Kedudukan dan guna istri tersebut jelas tergambar dalam bait pertama.
Jadi, ciri-ciri
dan tema sajak Darmanto tersebut, banyak mengangkat latar belakang kehidupan
masyarakat Jawa. Sehingga dengan memahami latar sosial budayanya, pembaca dapat
memberikan penilaian yang setepatnya kepada sajak-sajak Darmanto yang
mengisahkan budaya Jawa.
4)
Sapardi Djoko Damono (Angkatan 1970-an) Prof. Dr. Sapardi Djoko Damono adalah seorang pujangga Indonesia terkemuka. Ia dikenal
dari berbagai puisi-puisi yang
menggunakan kata-kata sederhana, sehingga beberapa di antaranya sangat populer.

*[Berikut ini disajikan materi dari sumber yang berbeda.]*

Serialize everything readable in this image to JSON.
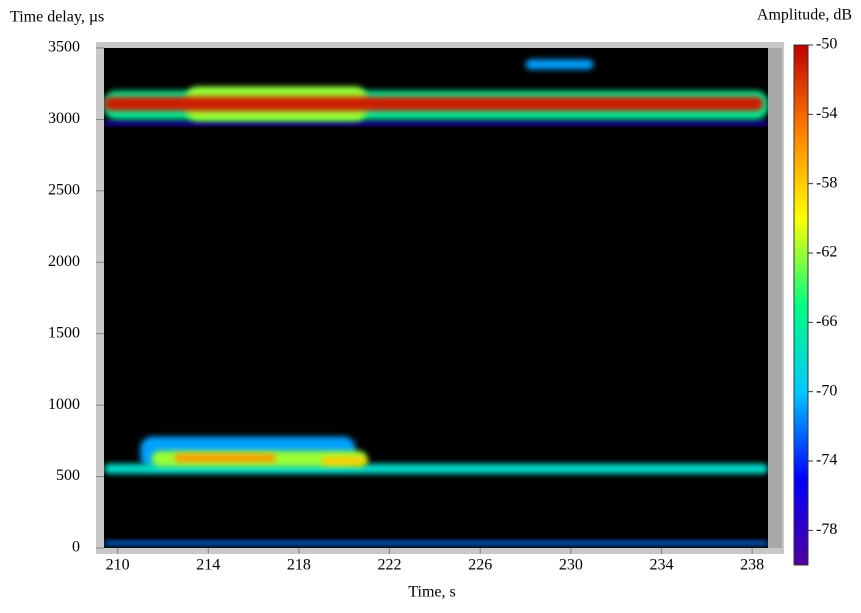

Salah satu sajak SDD yang akan dibahas, sangat singkat, sebagaimana tampak
berikut ini:
Tuan
Tuan Tuhan, bukan? Tunggu
sebentar saya sedang keluar
Dalam sajak
tersebut, SDD mengilustrasikan seakan-akan sedang bercakap-cakap dengan
tuhannya, dan ia memposisikan dirinya sebagai seorang yang melalaikan ajaran
agama. Hal ini dapat dilihat pada makna kalimat “saya sedang keluar.” Ini tidak
bermakna konkret, seperti yang biasa kita kenal dengan kalimat “dia sedang
keluar” yang bertarti sedang pergi. Dalam sajak ini, kalimat tersebut bermakna
“saya sedang keluar dari jalan-Mu” atau “saya tidak sedang melakukan
perintah-Mu.” Sajak ini
adalah salah satu yang bertemakan ketuhanan. Para pengamat menilai sajak-sajak
Sapardi dekat dengan Tuhan dan kematian. Sajak-sajak yang memiliki tema yang
sama antara lain; “Tentang Matahari”, “Sajak Tafsir”, “Aku Ingin”, “Tentang
Mahasiswa yang Mati”, dan sebagainya. Dengan sajak-sajaknya tersebut
menggambarkan bahwa Sapardi memandang maut dan kematian sebagai bagian dari
kehidupan; bersama kehidupan itu pulalah maut
tumbuh.
5)
Yudhistira
Adinugraha Massardi Lahir
di Subang, Jawa Barat, 28 Februari 1954. Puisi-puisi karya Yudhistira mirip
dengan puisi mbeling yaitu puisi yang
keluar dari pakem penulisan puisi yang harus memperhatikan rima, bunyi,
versifikasi/bahasa figuratif, dan tipografi, namun bukan berarti puisi yang
dibuat dengan main-main, tanpa adanya kesungguhan. Ciri-ciri tersebut terdapat
pada puisi Yudhistira berikut ;
Sajak
Sikat Gigi
Seorang lupa menggosok
giginya sebelum tidur Di dalam tidurnya ia
bermimpi Ada sikat gigi menggosok-gosok
mulutnya supaya terbuka.
Ketika ia bangun pagi hari Sikat giginya tinggal sepotong Sepotong yang hilang itu
agaknya Tersesat di dalam mimpinya dan tak
bisa kembali Dan ia berpendapat bahwa
kejadian itu terlalu berlebih-lebihan (Sajak
Sikat Gigi, 1974)
Puisi “Sajak Sikat Gigi” ini seperti prosa. Tidak ada
unsur bahasa figuratif, tetapi penyair berhasil memainkan bayangan pikiran kita
denga permainan kata-kata yang lincah. Puisi ini dapat dikatakan bertema
kehidupan, yaitu antara alam mimpi dan kenyataan saling berhubungan.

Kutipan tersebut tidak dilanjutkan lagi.